Determining this and ensuring that it aligns with your KPIs and goals throughout the business is a key factor as you scale. Ajay explained that understanding the value you offer your customers, allows you to better align your internal initiatives to ensure that you are consistently delivering the same value to your customers, if not surpassing it.
Think system-level, not point-level
Co-authoring the books Prediction Machines and, more recently, Power and Prediction has given Ajay a unique look into how companies are using AI and machine learning to improve their business. He’s found that many companies have been focusing on point solutions—singular predictions within the workflow—rather than broader, system-level changes that affect an entire system.
"Something that surprised me was how often opportunities for system-level change were left on the table.” Ajay told us. Rather than solving a problem at a single point, system-level solutions consider how entire systems could be redesigned to solve multiple problems simultaneously.
As companies grow, they may encounter unique opportunities to implement system-level AI change to improve their market. System-level solutions aren’t appropriate in every situation though, for example, if they would require too much capital or significantly change a company’s business model. In these cases, all efforts should be made to ensure point solutions have significant enough impact on the market to set a growing company apart.

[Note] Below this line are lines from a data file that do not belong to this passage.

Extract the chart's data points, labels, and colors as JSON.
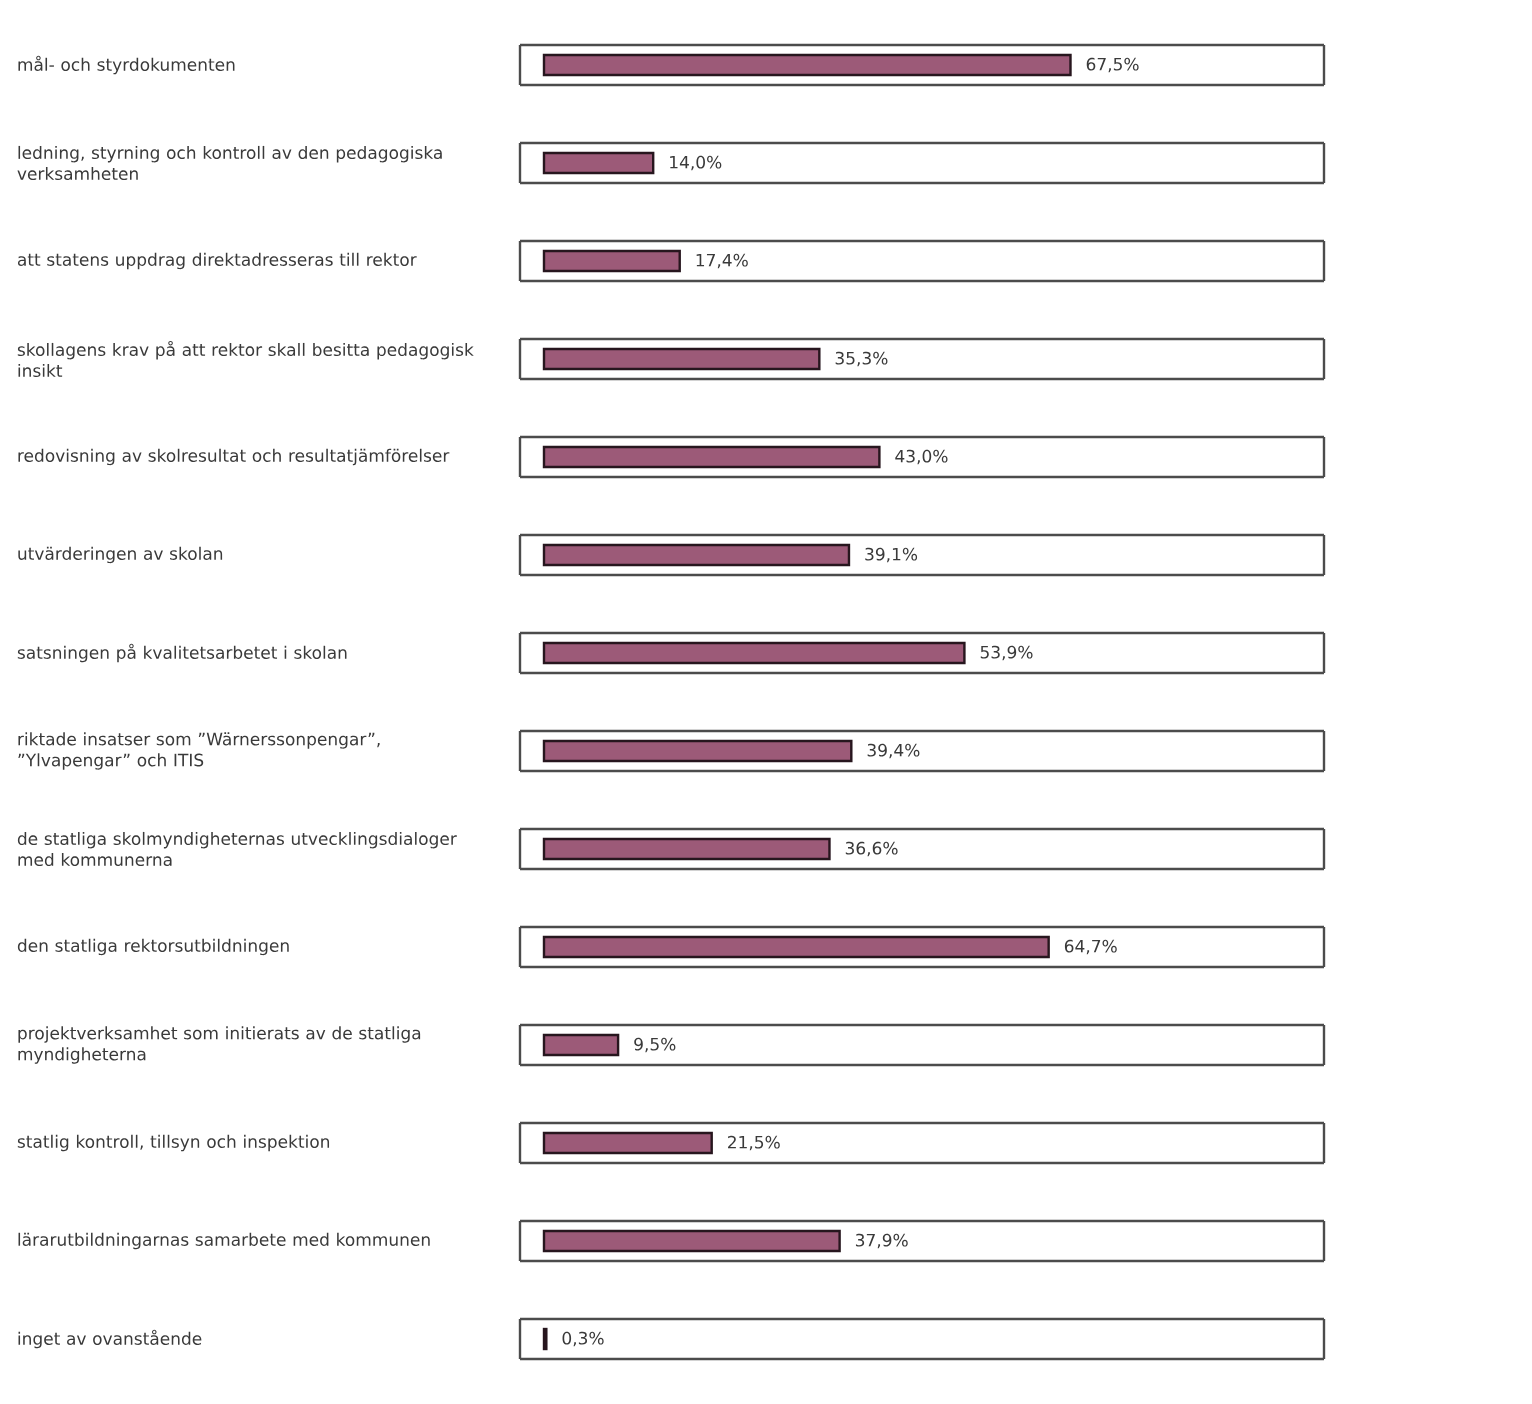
{
  "chart_data": {
    "type": "bar",
    "orientation": "horizontal",
    "tick_labels": "y",
    "categories": [
      "mål- och styrdokumenten",
      "ledning, styrning och kontroll av den pedagogiska verksamheten",
      "att statens uppdrag direktadresseras till rektor",
      "skollagens krav på att rektor skall besitta pedagogisk insikt",
      "redovisning av skolresultat och resultatjämförelser",
      "utvärderingen av skolan",
      "satsningen på kvalitetsarbetet i skolan",
      "riktade insatser som ”Wärnerssonpengar”, ”Ylvapengar” och ITIS",
      "de statliga skolmyndigheternas utvecklingsdialoger med kommunerna",
      "den statliga rektorsutbildningen",
      "projektverksamhet som initierats av de statliga myndigheterna",
      "statlig kontroll, tillsyn och inspektion",
      "lärarutbildningarnas samarbete med kommunen",
      "inget av ovanstående"
    ],
    "values": [
      67.5,
      14.0,
      17.4,
      35.3,
      43.0,
      39.1,
      53.9,
      39.4,
      36.6,
      64.7,
      9.5,
      21.5,
      37.9,
      0.3
    ],
    "value_labels": [
      "67,5%",
      "14,0%",
      "17,4%",
      "35,3%",
      "43,0%",
      "39,1%",
      "53,9%",
      "39,4%",
      "36,6%",
      "64,7%",
      "9,5%",
      "21,5%",
      "37,9%",
      "0,3%"
    ],
    "color": "#9c5a78",
    "xlim": [
      0,
      100
    ]
  }
}
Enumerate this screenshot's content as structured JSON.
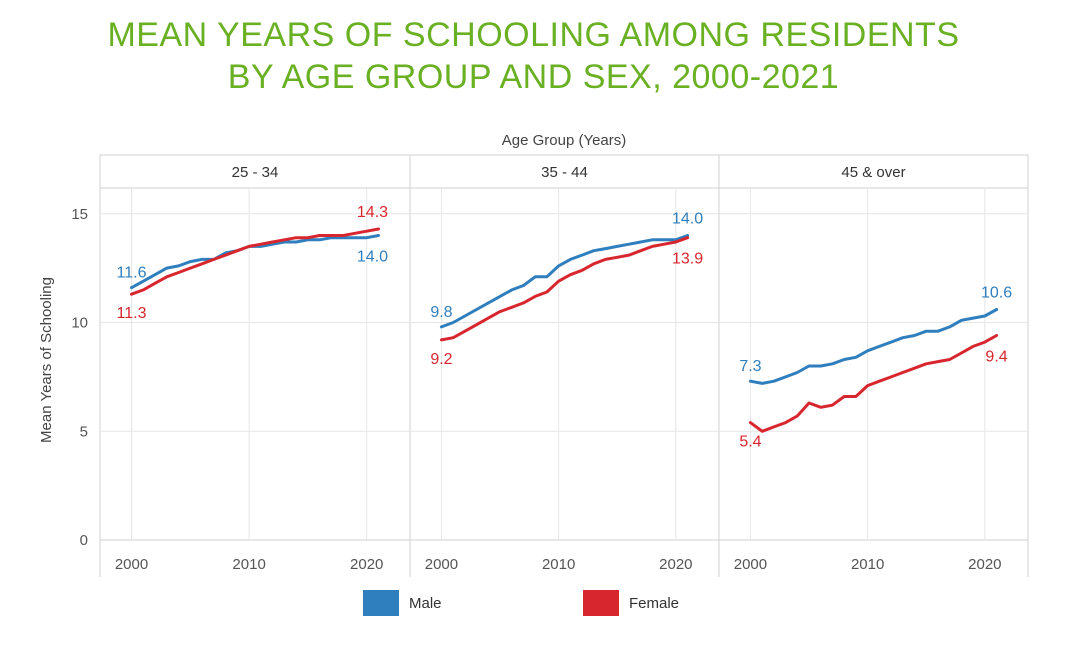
{
  "title": {
    "line1": "MEAN YEARS OF SCHOOLING AMONG RESIDENTS",
    "line2": "BY AGE GROUP AND SEX, 2000-2021"
  },
  "colors": {
    "title": "#6ab023",
    "male": "#2f7ebd",
    "female": "#d8262e",
    "grid": "#e6e6e6"
  },
  "chart_data": {
    "type": "line",
    "facet_title": "Age Group (Years)",
    "ylabel": "Mean Years of Schooling",
    "ylim": [
      0,
      16
    ],
    "yticks": [
      0,
      5,
      10,
      15
    ],
    "xlim": [
      1998,
      2023
    ],
    "xticks": [
      2000,
      2010,
      2020
    ],
    "grid": true,
    "legend_position": "bottom",
    "years": [
      2000,
      2001,
      2002,
      2003,
      2004,
      2005,
      2006,
      2007,
      2008,
      2009,
      2010,
      2011,
      2012,
      2013,
      2014,
      2015,
      2016,
      2017,
      2018,
      2019,
      2020,
      2021
    ],
    "panels": [
      {
        "name": "25 - 34",
        "series": [
          {
            "name": "Male",
            "values": [
              11.6,
              11.9,
              12.2,
              12.5,
              12.6,
              12.8,
              12.9,
              12.9,
              13.2,
              13.3,
              13.5,
              13.5,
              13.6,
              13.7,
              13.7,
              13.8,
              13.8,
              13.9,
              13.9,
              13.9,
              13.9,
              14.0
            ]
          },
          {
            "name": "Female",
            "values": [
              11.3,
              11.5,
              11.8,
              12.1,
              12.3,
              12.5,
              12.7,
              12.9,
              13.1,
              13.3,
              13.5,
              13.6,
              13.7,
              13.8,
              13.9,
              13.9,
              14.0,
              14.0,
              14.0,
              14.1,
              14.2,
              14.3
            ]
          }
        ],
        "labels": {
          "male_start": "11.6",
          "female_start": "11.3",
          "male_end": "14.0",
          "female_end": "14.3"
        }
      },
      {
        "name": "35 - 44",
        "series": [
          {
            "name": "Male",
            "values": [
              9.8,
              10.0,
              10.3,
              10.6,
              10.9,
              11.2,
              11.5,
              11.7,
              12.1,
              12.1,
              12.6,
              12.9,
              13.1,
              13.3,
              13.4,
              13.5,
              13.6,
              13.7,
              13.8,
              13.8,
              13.8,
              14.0
            ]
          },
          {
            "name": "Female",
            "values": [
              9.2,
              9.3,
              9.6,
              9.9,
              10.2,
              10.5,
              10.7,
              10.9,
              11.2,
              11.4,
              11.9,
              12.2,
              12.4,
              12.7,
              12.9,
              13.0,
              13.1,
              13.3,
              13.5,
              13.6,
              13.7,
              13.9
            ]
          }
        ],
        "labels": {
          "male_start": "9.8",
          "female_start": "9.2",
          "male_end": "14.0",
          "female_end": "13.9"
        }
      },
      {
        "name": "45 & over",
        "series": [
          {
            "name": "Male",
            "values": [
              7.3,
              7.2,
              7.3,
              7.5,
              7.7,
              8.0,
              8.0,
              8.1,
              8.3,
              8.4,
              8.7,
              8.9,
              9.1,
              9.3,
              9.4,
              9.6,
              9.6,
              9.8,
              10.1,
              10.2,
              10.3,
              10.6
            ]
          },
          {
            "name": "Female",
            "values": [
              5.4,
              5.0,
              5.2,
              5.4,
              5.7,
              6.3,
              6.1,
              6.2,
              6.6,
              6.6,
              7.1,
              7.3,
              7.5,
              7.7,
              7.9,
              8.1,
              8.2,
              8.3,
              8.6,
              8.9,
              9.1,
              9.4
            ]
          }
        ],
        "labels": {
          "male_start": "7.3",
          "female_start": "5.4",
          "male_end": "10.6",
          "female_end": "9.4"
        }
      }
    ],
    "legend": [
      {
        "name": "Male"
      },
      {
        "name": "Female"
      }
    ]
  }
}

Investing in trust can help resistance
Change management is something that businesses deal with every day and will continue to face as technology continues to advance in the coming years. Ajay believes that change management is also one of the hardest things for a scaling business, as trying to implement change with external clients can cause difficulties that can trickle into different aspects of the company.
"A key issue with many CDL start-ups is that they develop a product that begins really well. They go to sell or implement it, and there's resistance," he shared.
After seeing this happening with multiple CDL start-ups, Ajay realized that, rather than a technology problem or an economic problem, these companies were struggling with change management.
"I started having meetings with a large consulting firm that does change management really well and learned that one thing they do is invest in relationships at the C-suite level of very large companies.” he recalled. “Their firm had built up trust with C-suite/Leadership teams, rather than coming in and telling them what they need to change without first establishing a relationship."
Ajay advised that investing in relationships can be a huge benefit to scaling companies, as senior leadership will be more receptive to an upcoming company's proposals when they already know the company compared to when an unknown company comes to them with the same proposal. Building trust is essential when trying to sell or implement a product that involves change management. Investing in this trust can only benefit scaling companies in the long run.
Working at a startup constantly presents new challenges. Scaling up successfully is incredibly difficult, which is why I appreciate hearing from industry leaders like Ajay. I’m grateful he made the time to share his experiences with us.